Esse apego reflete o quanto ainda ignoramos de nós mesmos como consciências transcendentes. Perdemos a conexão em algum momento e nos agarramos ao materialismo como sustento para nossos medos e inseguranças em relação ao futuro. Tentamos controlar o incontrolável e manter em nosso poder as rédeas da vida, quando não temos poder nem mesmo sobre o tempo de permanência aqui, nesta experiência humana terrena.

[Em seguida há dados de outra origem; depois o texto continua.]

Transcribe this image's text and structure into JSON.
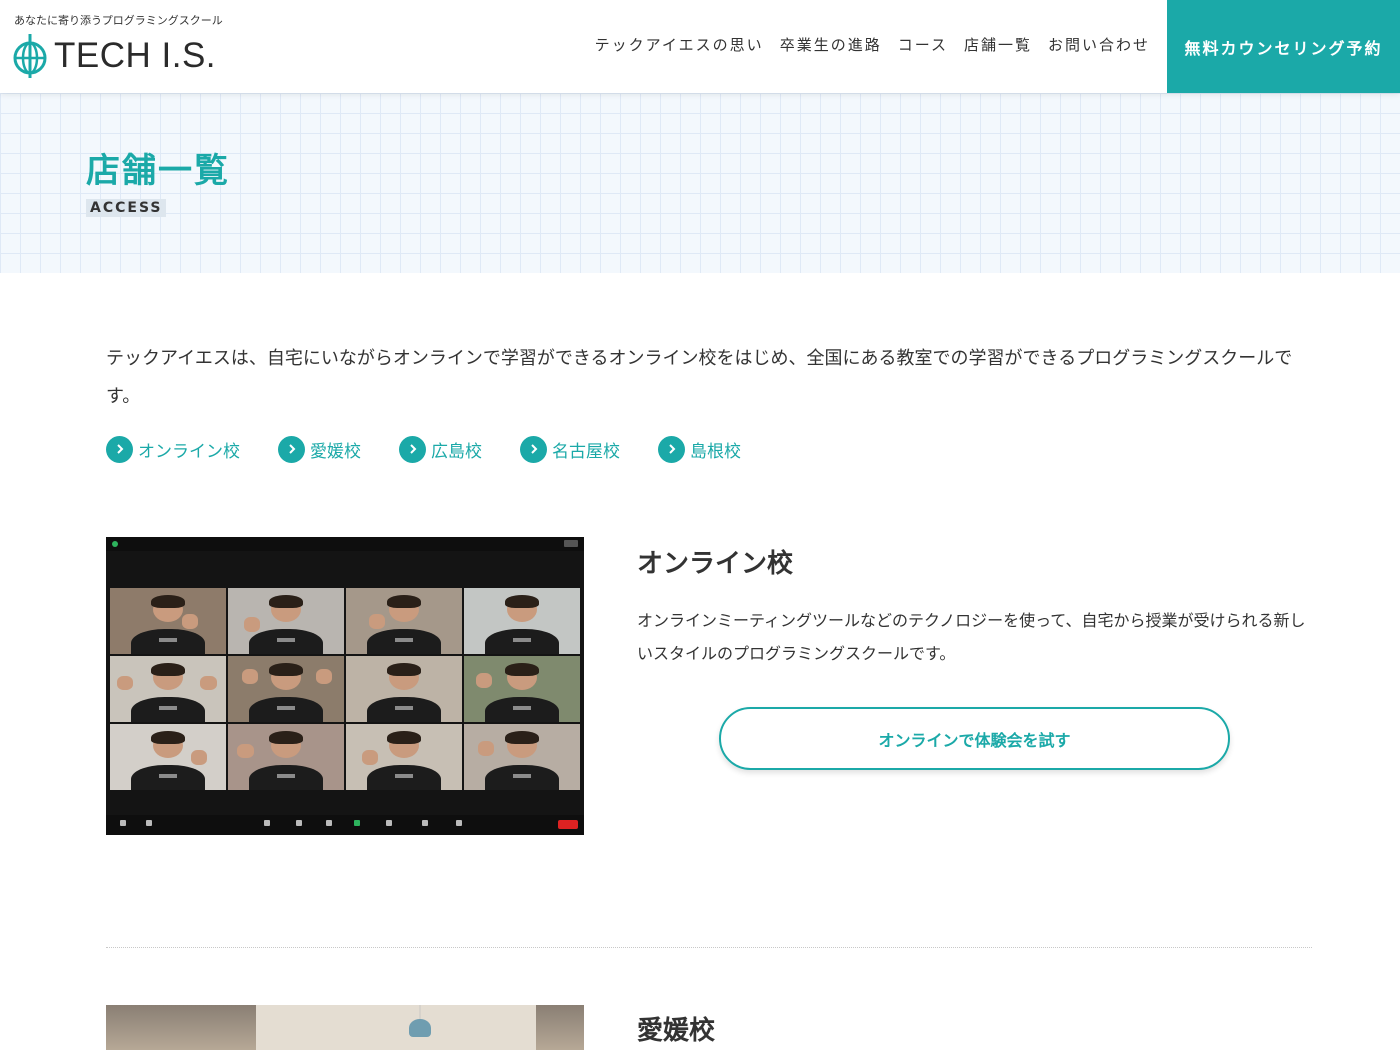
{
  "header": {
    "tagline": "あなたに寄り添うプログラミングスクール",
    "logo_text": "TECH I.S.",
    "nav": [
      {
        "label": "テックアイエスの思い"
      },
      {
        "label": "卒業生の進路"
      },
      {
        "label": "コース"
      },
      {
        "label": "店舗一覧"
      },
      {
        "label": "お問い合わせ"
      }
    ],
    "cta_label": "無料カウンセリング予約"
  },
  "hero": {
    "title": "店舗一覧",
    "subtitle": "ACCESS"
  },
  "intro": {
    "text": "テックアイエスは、自宅にいながらオンラインで学習ができるオンライン校をはじめ、全国にある教室での学習ができるプログラミングスクールです。",
    "anchors": [
      {
        "label": "オンライン校"
      },
      {
        "label": "愛媛校"
      },
      {
        "label": "広島校"
      },
      {
        "label": "名古屋校"
      },
      {
        "label": "島根校"
      }
    ]
  },
  "sections": [
    {
      "title": "オンライン校",
      "description": "オンラインミーティングツールなどのテクノロジーを使って、自宅から授業が受けられる新しいスタイルのプログラミングスクールです。",
      "button_label": "オンラインで体験会を試す"
    },
    {
      "title": "愛媛校"
    }
  ],
  "colors": {
    "accent": "#1ba9a8",
    "text": "#333333",
    "hero_bg": "#f3f8fd"
  }
}
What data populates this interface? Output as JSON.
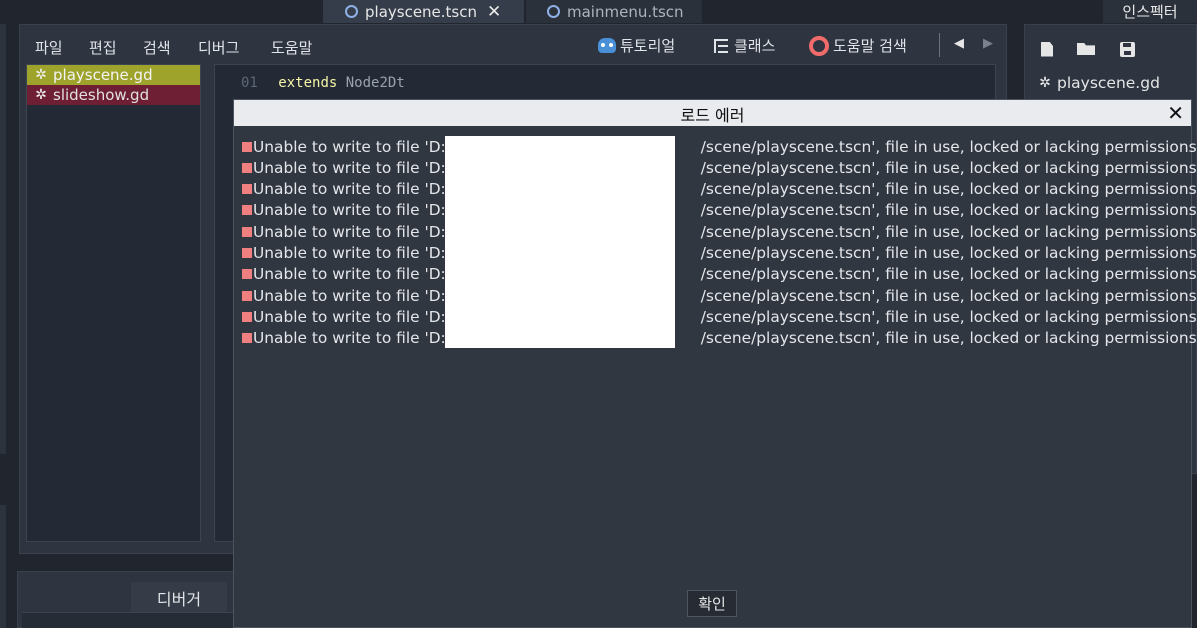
{
  "scene_tabs": [
    {
      "label": "playscene.tscn",
      "close": "✕"
    },
    {
      "label": "mainmenu.tscn"
    }
  ],
  "inspector": {
    "tab_label": "인스펙터",
    "file_label": "playscene.gd"
  },
  "script_menu": {
    "file": "파일",
    "edit": "편집",
    "search": "검색",
    "debug": "디버그",
    "help": "도움말"
  },
  "script_toolbar": {
    "tutorial": "튜토리얼",
    "classes": "클래스",
    "help_search": "도움말 검색",
    "prev": "◀",
    "next": "▶"
  },
  "script_list": [
    {
      "name": "playscene.gd",
      "color": "#9ea32b"
    },
    {
      "name": "slideshow.gd",
      "color": "#6e1f34"
    }
  ],
  "code": {
    "line_number": "01",
    "keyword": "extends",
    "identifier": "Node2Dt"
  },
  "dialog": {
    "title": "로드 에러",
    "close": "✕",
    "error_prefix": "Unable to write to file 'D:",
    "error_suffix": "/scene/playscene.tscn', file in use, locked or lacking permissions.",
    "error_count": 10,
    "ok_label": "확인"
  },
  "bottom_panel": {
    "debugger_tab": "디버거"
  },
  "colors": {
    "error_bullet": "#f07f7f",
    "keyword": "#f5f5a6",
    "line_number": "#5c6675"
  }
}
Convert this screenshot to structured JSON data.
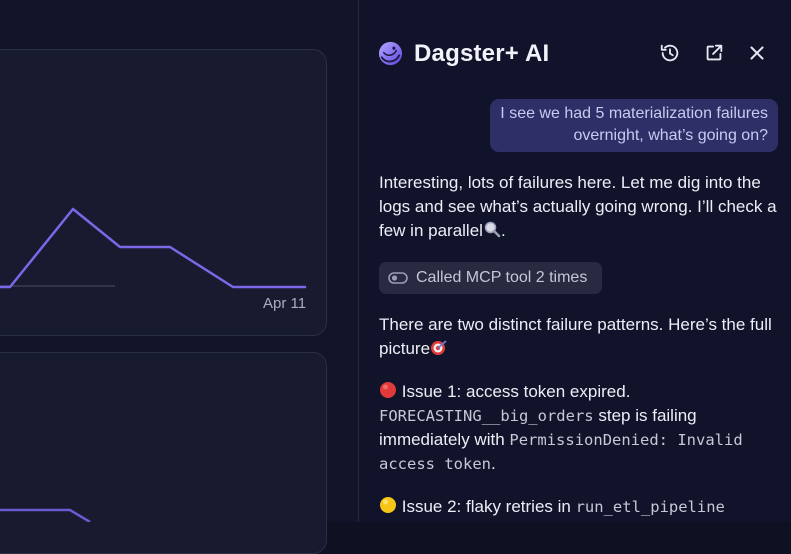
{
  "chart": {
    "tick_label": "Apr 11",
    "line_color": "#7a68e8"
  },
  "panel": {
    "title": "Dagster+ AI",
    "icons": {
      "history": "history-icon",
      "open_external": "external-link-icon",
      "close": "close-icon"
    }
  },
  "chat": {
    "user_message": "I see we had 5 materialization failures overnight, what’s going on?",
    "reply_1": "Interesting, lots of failures here. Let me dig into the logs and see what’s actually going wrong. I’ll check a few in parallel",
    "reply_1_end": ".",
    "tool_call": "Called MCP tool 2 times",
    "reply_2": "There are two distinct failure patterns. Here’s the full picture",
    "issue_1": {
      "title": "Issue 1: access token expired.",
      "step_code": "FORECASTING__big_orders",
      "text_a": " step is failing immediately with ",
      "error_code": "PermissionDenied: Invalid access token",
      "text_b": "."
    },
    "issue_2": {
      "title": "Issue 2: flaky retries in ",
      "pipeline_code": "run_etl_pipeline"
    }
  },
  "colors": {
    "background": "#0f1122",
    "bubble": "#2e2f66",
    "accent": "#7a68e8",
    "red_status": "#e23a3a",
    "yellow_status": "#f5c518"
  }
}
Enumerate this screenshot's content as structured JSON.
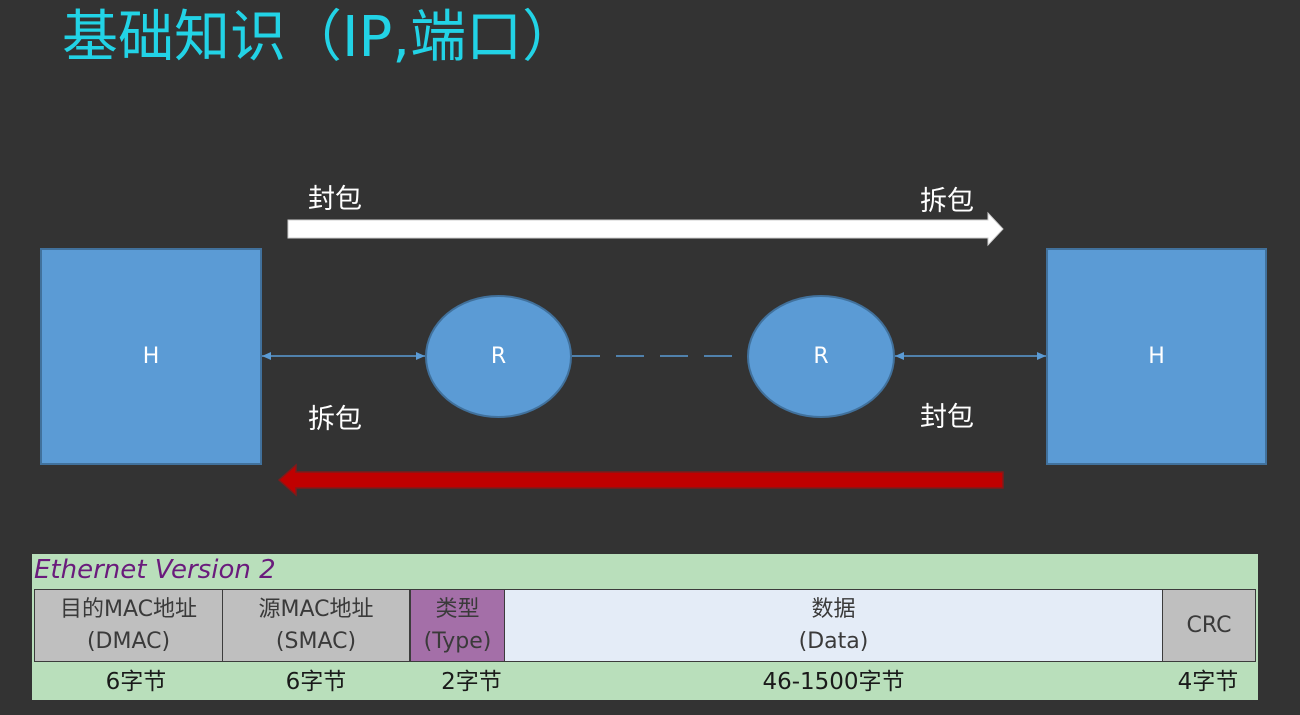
{
  "title": "基础知识（IP,端口）",
  "labels": {
    "top_left": "封包",
    "top_right": "拆包",
    "bottom_left": "拆包",
    "bottom_right": "封包"
  },
  "nodes": {
    "host_left": "H",
    "router_left": "R",
    "router_right": "R",
    "host_right": "H"
  },
  "colors": {
    "title": "#22d3e6",
    "box_fill": "#5b9bd5",
    "forward_arrow": "#ffffff",
    "return_arrow": "#c00000",
    "frame_bg": "#b9dfbb",
    "type_field": "#a46fa8"
  },
  "ethernet": {
    "title": "Ethernet Version 2",
    "fields": [
      {
        "line1": "目的MAC地址",
        "line2": "(DMAC)",
        "size": "6字节"
      },
      {
        "line1": "源MAC地址",
        "line2": "(SMAC)",
        "size": "6字节"
      },
      {
        "line1": "类型",
        "line2": "(Type)",
        "size": "2字节"
      },
      {
        "line1": "数据",
        "line2": "(Data)",
        "size": "46-1500字节"
      },
      {
        "line1": "CRC",
        "line2": "",
        "size": "4字节"
      }
    ]
  }
}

Tomo minha ignorância como medida nessa reflexão, embora reconheça que há quem já tenha despertado e saiba, e muitos, talvez a maioria da humanidade, que, além de ainda ignorarem, dormem e sonham sem nem mesmo conseguir distinguir o que é sonho do que é realidade. Todo o meu esforço é para despertar, não para negar a realidade, mas para compreendê-la.
Talvez despertar não seja encontrar todas as respostas, mas começar a perceber as ilusões que antes tomávamos como verdades. Talvez seja descobrir, pouco a pouco, que muito daquilo que acreditávamos saber sobre nós mesmos não passa de uma construção desta personalidade, limitada ao pequeno espaço de tempo compreendido entre o nascimento e a morte. Se assim for, reconhecer a própria ignorância não diminui a consciência; ao contrário, abre espaço para que ela avance para além das certezas que a mantinham adormecida.
Por isso, quanto mais procuro saber quem sou, menos me atrevo a afirmar que já sei. Há algo em mim que observa, pergunta, experimenta e aprende, mas cuja grandeza ainda escapa à minha compreensão. Talvez minha maior ignorância tenha sido acreditar, algum dia, que conhecia a mim mesmo. E talvez o primeiro sinal de que estou despertando seja justamente reconhecer, com toda a lucidez que hoje consigo alcançar, que ainda sou totalmente ignorante de mim mesmo.
Nota: A inspiração para este artigo surgiu de uma frase que apareceu na legenda de uma série japonesa a que assisti recentemente na Netflix. Era uma reflexão de uma personagem que dizia assim: “Totalmente ignorante de mim mesma.”